A captivating portrait of how ambition, compulsion, and trauma form and reform the lives of us all, Christodora is a closely-observed panoramic novel that powerfully evokes the danger, chaos, and wonder of New York City—and the strange and moving ways in which its dwellers’ lives can intersect.
All Is Not Forgotten
In the small, affluent town of Fairview, Connecticut, everything seems picture perfect. Until one night when young Jenny Kramer is attacked at a local party. In the hours immediately after, she is given a controversial drug to medically erase her memory of the violent assault. But, in the weeks and months that follow, as she heals from her physical wounds, and with no factual recall of the attack, Jenny struggles with her raging emotional memory. Her father, Tom, becomes obsessed with his inability to find her attacker and seek justice while her mother, Charlotte, prefers to pretend this horrific event did not touch her perfect country club world.
As they seek help for their daughter, the fault lines within their marriage and their close-knit community emerge from the shadows where they have been hidden for years, and the relentless quest to find the monster who invaded their town—or perhaps lives among them—drive this psychological thriller to a shocking and unexpected conclusion
There Will Be Stars
Only in death could Bobby Barnes begin to understand the true nature of love. No one in Mattingly ever believed Bobby Barnes would live to see old age. Drink would either rot Bobby from the inside out or dull his senses just enough to send his truck off the mountain on one of his nightly rides. Although Bobby believes such an end possible and even likely, it doesn’t stop him from taking his twin sons Matthew and Mark into the mountains one Saturday night. A sharp curve, blinding headlights, metal on metal, his sons’ screams. Bobby’s final thought as he sinks into blackness is a curious one—There will be stars.
Yet it is not death that greets him beyond the veil. Instead, he returns to the day he has just lived and soon finds he is not alone in this strange new world. Six others are trapped there with him. Bobby soon discovers that rather than the place of peace he had been led to believe he was in, it’s actually a place of secrets and hidden dangers. Along with three others, he seeks to escape even as the world around him begins to crumble.
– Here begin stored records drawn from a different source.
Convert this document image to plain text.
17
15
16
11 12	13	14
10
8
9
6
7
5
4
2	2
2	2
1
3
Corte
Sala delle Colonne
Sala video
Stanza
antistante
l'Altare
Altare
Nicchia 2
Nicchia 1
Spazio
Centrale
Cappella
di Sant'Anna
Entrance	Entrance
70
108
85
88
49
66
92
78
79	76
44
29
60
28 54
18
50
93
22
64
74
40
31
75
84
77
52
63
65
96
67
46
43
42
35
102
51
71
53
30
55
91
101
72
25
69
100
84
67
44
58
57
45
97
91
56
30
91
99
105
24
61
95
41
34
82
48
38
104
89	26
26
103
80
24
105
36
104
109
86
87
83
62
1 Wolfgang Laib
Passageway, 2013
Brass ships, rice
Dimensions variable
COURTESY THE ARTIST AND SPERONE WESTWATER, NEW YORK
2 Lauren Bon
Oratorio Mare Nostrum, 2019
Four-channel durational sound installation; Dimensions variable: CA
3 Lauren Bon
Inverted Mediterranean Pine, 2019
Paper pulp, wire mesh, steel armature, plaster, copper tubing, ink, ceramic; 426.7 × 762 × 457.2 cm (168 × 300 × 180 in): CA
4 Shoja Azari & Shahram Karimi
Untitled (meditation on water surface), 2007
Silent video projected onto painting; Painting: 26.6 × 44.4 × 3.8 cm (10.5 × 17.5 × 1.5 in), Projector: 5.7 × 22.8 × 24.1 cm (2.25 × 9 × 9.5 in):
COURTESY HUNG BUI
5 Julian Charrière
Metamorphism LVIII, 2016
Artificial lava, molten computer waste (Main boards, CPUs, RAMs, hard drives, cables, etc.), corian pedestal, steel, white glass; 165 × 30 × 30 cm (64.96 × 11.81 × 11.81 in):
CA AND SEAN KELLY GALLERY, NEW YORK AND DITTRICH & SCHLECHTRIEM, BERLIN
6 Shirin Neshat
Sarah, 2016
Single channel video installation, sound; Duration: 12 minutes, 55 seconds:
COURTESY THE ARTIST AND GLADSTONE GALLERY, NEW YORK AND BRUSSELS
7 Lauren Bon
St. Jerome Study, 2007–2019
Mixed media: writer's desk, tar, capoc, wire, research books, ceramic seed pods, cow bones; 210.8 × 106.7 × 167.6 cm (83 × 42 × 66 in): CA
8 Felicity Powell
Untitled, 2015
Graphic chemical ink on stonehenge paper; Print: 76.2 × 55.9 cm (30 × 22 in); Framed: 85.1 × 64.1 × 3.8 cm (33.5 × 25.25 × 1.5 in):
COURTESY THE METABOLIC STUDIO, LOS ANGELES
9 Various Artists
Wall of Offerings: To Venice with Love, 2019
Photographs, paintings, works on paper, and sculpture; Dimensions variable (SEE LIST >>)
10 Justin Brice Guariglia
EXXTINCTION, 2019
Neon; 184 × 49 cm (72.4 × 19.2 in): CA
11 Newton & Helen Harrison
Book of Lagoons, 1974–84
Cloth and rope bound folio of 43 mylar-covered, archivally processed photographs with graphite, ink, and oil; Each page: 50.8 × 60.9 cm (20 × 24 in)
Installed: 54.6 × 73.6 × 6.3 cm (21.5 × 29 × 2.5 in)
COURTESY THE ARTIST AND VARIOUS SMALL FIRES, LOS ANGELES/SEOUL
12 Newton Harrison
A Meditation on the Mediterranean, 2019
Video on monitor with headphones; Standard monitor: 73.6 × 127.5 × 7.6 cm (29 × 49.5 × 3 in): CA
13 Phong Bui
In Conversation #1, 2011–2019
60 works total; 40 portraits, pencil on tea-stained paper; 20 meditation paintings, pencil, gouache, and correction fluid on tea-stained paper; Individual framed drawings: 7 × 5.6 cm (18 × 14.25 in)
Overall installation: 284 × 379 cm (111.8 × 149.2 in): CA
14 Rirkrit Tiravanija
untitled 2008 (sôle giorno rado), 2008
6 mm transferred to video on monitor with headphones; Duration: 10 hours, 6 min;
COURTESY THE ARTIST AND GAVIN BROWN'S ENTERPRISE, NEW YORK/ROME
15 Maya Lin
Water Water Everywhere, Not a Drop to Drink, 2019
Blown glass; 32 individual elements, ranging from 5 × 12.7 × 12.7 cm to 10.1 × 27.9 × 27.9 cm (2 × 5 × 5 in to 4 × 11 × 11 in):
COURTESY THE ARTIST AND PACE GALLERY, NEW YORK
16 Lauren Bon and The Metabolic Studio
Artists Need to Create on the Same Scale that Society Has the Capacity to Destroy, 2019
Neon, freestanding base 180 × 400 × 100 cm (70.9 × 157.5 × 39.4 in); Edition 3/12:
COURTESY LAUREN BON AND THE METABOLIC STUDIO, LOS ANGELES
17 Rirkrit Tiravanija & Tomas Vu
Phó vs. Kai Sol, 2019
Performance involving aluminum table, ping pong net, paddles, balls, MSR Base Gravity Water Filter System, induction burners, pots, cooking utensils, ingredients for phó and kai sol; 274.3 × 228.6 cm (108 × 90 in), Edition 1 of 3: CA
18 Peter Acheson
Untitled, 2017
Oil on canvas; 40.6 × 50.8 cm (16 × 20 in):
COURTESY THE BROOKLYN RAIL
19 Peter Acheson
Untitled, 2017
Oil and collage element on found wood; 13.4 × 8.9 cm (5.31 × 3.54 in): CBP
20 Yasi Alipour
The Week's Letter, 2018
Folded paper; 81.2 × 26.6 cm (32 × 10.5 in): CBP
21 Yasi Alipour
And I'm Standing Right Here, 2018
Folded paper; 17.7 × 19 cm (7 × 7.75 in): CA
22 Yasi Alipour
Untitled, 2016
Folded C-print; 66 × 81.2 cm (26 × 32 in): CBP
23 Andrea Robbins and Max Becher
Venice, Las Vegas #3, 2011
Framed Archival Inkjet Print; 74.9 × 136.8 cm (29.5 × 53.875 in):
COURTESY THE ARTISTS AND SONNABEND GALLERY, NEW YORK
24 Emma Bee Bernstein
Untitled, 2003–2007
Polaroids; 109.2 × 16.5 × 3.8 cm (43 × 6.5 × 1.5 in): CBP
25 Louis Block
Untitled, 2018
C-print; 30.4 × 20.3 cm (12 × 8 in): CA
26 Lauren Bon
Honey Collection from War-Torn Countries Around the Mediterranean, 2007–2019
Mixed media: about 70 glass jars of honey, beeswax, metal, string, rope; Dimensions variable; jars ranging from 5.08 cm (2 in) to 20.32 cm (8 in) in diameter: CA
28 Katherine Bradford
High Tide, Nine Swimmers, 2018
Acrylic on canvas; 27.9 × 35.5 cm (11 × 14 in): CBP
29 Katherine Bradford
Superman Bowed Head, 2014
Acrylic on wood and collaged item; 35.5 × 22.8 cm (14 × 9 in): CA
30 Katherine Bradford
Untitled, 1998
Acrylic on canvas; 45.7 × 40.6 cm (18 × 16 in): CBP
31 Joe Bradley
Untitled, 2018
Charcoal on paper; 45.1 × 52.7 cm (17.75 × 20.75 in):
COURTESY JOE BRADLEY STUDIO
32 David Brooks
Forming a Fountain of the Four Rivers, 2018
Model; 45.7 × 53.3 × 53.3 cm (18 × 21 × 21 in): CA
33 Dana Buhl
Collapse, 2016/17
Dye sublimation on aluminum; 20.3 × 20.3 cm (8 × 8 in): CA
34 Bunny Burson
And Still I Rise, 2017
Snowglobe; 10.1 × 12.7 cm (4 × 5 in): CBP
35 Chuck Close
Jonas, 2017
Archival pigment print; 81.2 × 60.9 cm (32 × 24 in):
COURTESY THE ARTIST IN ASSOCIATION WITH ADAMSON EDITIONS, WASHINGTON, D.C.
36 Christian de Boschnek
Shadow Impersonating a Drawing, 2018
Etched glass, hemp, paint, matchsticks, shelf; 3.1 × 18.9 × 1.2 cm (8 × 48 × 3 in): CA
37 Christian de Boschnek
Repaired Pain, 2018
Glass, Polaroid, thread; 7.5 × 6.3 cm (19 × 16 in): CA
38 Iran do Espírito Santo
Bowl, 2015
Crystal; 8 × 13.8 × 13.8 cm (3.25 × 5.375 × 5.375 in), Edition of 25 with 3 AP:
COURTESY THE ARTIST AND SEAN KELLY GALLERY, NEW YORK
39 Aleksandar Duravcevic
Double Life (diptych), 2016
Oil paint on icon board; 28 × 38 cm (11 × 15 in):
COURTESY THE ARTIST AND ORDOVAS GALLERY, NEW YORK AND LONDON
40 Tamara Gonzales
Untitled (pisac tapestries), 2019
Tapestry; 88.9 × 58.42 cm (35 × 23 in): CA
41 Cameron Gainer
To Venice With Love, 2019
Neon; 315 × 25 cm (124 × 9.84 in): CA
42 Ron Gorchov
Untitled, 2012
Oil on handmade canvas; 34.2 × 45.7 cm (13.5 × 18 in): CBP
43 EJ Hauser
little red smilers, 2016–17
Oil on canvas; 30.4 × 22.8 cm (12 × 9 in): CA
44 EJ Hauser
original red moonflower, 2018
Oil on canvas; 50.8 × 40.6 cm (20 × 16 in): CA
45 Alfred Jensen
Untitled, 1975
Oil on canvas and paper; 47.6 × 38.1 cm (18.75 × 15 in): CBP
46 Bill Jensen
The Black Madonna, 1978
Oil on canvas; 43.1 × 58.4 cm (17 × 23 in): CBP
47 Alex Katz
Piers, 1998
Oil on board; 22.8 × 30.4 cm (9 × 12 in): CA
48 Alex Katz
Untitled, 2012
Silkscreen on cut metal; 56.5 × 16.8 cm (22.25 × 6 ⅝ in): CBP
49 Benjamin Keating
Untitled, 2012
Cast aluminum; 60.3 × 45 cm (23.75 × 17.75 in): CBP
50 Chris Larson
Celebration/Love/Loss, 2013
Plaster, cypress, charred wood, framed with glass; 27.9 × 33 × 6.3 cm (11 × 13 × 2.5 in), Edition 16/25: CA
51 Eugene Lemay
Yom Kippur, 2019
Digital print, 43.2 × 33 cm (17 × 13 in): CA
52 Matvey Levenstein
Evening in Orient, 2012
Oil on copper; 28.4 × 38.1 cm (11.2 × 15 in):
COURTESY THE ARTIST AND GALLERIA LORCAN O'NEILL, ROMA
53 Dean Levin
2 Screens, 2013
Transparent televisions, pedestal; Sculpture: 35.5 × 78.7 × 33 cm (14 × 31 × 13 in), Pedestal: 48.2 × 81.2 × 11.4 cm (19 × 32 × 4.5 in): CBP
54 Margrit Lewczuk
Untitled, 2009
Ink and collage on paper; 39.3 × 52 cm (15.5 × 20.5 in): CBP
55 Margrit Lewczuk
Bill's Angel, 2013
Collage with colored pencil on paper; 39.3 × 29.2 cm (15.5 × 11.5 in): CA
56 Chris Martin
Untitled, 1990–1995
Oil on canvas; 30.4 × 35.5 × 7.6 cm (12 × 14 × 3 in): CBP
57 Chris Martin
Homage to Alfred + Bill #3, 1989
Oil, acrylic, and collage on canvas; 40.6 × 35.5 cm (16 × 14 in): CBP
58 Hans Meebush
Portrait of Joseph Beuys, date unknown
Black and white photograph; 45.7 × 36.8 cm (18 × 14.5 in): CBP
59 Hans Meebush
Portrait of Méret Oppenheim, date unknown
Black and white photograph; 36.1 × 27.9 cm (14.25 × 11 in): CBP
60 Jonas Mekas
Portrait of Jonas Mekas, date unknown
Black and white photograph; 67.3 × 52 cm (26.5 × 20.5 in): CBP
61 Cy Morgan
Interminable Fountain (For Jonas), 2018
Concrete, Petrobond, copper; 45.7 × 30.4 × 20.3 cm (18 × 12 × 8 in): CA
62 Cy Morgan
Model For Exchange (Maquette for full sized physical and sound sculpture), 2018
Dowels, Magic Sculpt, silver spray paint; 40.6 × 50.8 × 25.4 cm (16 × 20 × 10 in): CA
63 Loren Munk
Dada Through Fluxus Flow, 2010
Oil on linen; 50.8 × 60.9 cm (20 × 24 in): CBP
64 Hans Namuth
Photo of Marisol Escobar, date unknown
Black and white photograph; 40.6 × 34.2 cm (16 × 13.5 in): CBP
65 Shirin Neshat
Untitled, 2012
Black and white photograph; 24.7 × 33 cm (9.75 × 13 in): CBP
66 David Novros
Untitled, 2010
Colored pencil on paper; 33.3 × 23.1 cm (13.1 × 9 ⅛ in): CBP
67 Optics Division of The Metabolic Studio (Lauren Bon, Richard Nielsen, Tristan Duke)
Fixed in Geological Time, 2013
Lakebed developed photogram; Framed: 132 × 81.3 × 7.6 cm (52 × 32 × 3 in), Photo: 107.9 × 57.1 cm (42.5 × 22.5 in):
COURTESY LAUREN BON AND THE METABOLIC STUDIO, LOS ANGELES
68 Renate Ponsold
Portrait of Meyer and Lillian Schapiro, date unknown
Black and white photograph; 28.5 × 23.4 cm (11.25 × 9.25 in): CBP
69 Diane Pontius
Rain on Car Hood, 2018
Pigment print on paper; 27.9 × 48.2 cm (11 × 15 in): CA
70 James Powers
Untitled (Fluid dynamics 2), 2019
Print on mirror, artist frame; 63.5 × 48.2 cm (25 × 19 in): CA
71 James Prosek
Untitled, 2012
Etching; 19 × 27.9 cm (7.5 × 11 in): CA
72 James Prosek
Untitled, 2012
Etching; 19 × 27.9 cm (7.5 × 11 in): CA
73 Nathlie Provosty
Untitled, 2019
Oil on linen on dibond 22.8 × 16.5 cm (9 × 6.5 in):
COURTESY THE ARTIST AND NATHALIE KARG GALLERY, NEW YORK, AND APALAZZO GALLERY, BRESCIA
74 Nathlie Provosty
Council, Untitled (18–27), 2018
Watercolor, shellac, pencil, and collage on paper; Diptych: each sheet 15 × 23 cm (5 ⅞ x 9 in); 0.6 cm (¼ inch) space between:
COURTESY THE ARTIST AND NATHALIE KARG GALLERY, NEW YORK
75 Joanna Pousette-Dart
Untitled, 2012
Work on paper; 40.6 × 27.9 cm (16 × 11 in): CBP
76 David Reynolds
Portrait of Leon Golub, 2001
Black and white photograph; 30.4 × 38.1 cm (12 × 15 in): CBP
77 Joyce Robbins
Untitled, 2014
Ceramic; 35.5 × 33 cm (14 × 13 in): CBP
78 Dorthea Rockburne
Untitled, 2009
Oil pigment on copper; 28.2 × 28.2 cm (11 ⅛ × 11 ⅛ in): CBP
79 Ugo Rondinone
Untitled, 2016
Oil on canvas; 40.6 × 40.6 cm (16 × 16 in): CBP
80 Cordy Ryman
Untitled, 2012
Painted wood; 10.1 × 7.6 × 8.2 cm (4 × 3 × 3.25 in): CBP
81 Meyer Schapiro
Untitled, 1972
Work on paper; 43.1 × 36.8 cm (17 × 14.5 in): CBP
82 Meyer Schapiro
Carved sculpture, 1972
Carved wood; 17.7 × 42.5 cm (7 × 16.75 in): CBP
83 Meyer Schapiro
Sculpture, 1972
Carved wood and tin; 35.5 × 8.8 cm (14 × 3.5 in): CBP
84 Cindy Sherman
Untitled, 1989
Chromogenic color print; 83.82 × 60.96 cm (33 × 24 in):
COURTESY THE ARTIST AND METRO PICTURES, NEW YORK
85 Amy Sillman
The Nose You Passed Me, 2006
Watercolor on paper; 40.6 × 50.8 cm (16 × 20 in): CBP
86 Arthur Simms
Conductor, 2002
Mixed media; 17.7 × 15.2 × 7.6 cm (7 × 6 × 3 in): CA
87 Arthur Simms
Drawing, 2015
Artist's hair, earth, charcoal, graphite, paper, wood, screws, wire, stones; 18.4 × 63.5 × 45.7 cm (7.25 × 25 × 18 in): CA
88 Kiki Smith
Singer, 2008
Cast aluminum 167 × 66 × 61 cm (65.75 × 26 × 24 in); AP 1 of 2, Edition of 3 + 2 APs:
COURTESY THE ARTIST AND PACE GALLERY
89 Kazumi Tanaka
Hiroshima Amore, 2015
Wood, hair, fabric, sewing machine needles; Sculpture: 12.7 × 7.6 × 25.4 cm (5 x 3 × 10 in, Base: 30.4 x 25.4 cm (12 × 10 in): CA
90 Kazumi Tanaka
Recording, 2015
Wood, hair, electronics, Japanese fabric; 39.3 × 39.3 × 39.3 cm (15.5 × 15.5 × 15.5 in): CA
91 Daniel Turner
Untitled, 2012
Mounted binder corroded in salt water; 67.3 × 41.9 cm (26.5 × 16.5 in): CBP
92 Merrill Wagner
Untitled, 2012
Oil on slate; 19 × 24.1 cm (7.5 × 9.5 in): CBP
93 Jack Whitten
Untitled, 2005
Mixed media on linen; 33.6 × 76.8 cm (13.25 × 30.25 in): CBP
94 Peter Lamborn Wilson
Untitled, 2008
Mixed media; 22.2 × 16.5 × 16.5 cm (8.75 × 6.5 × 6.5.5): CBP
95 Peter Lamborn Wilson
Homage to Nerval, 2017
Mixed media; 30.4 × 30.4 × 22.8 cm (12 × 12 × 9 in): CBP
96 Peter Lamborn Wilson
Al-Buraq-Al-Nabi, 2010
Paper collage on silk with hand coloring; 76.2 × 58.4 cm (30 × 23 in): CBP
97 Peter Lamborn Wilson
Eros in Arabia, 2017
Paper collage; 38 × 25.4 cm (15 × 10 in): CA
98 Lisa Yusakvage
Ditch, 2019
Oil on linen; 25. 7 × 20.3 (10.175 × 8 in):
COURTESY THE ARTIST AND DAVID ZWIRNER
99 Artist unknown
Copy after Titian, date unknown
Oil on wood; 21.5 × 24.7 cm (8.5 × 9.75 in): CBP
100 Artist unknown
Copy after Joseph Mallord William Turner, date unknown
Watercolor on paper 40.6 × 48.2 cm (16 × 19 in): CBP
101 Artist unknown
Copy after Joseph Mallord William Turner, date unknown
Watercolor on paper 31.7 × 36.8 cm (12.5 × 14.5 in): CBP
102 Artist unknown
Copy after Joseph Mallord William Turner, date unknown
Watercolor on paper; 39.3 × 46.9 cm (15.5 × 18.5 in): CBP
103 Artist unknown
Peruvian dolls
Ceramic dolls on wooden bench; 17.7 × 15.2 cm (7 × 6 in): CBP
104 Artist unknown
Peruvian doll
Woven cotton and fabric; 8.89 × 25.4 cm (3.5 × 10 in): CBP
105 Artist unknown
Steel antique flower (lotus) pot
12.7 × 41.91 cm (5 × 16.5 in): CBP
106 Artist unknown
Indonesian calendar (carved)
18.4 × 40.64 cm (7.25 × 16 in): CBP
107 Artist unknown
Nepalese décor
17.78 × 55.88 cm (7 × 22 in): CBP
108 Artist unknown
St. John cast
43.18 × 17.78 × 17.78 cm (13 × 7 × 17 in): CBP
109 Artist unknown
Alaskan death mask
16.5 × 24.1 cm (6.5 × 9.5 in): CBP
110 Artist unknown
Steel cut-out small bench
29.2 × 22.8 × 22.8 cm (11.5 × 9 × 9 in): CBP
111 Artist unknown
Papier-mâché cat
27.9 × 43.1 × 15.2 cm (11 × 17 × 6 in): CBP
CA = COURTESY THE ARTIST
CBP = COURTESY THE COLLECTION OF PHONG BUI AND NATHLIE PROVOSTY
The escape will lead some to greater life, others to endless death . . . and Bobby Barnes to understand the deepest nature of love.
Girls on Fire
Set in the small-town early 1990s—the moment of volcanic teenage revolution presided over by the tortured prince Kurt Cobain—Girls on Fire stalks the treacherous territory between girlhood and adulthood, through the story of two love triangles gone violently wrong. In the tradition of The Virgin Suicides and Heathers, Girls on Fire is both a thriller and a portrait of the intoxication of girlhood and female friendship—an unflinching and unforgettable portrait of good girls, bad girls, lost and found girls, strong and weak girls, girls who burn bright and brighter, and some who flicker away: girls on fire.
LaRose
After Landreaux Iron is involved in a devastating hunting mishap, he’s forced to settle the score in the only way he knows how. An emotionally powerful literary masterpiece about natural justice and a reparation of the heart, an act that has old roots in indigenous culture—by the author of the bestselling novel, The Round House, winner of the 2012 National Book Award for Fiction.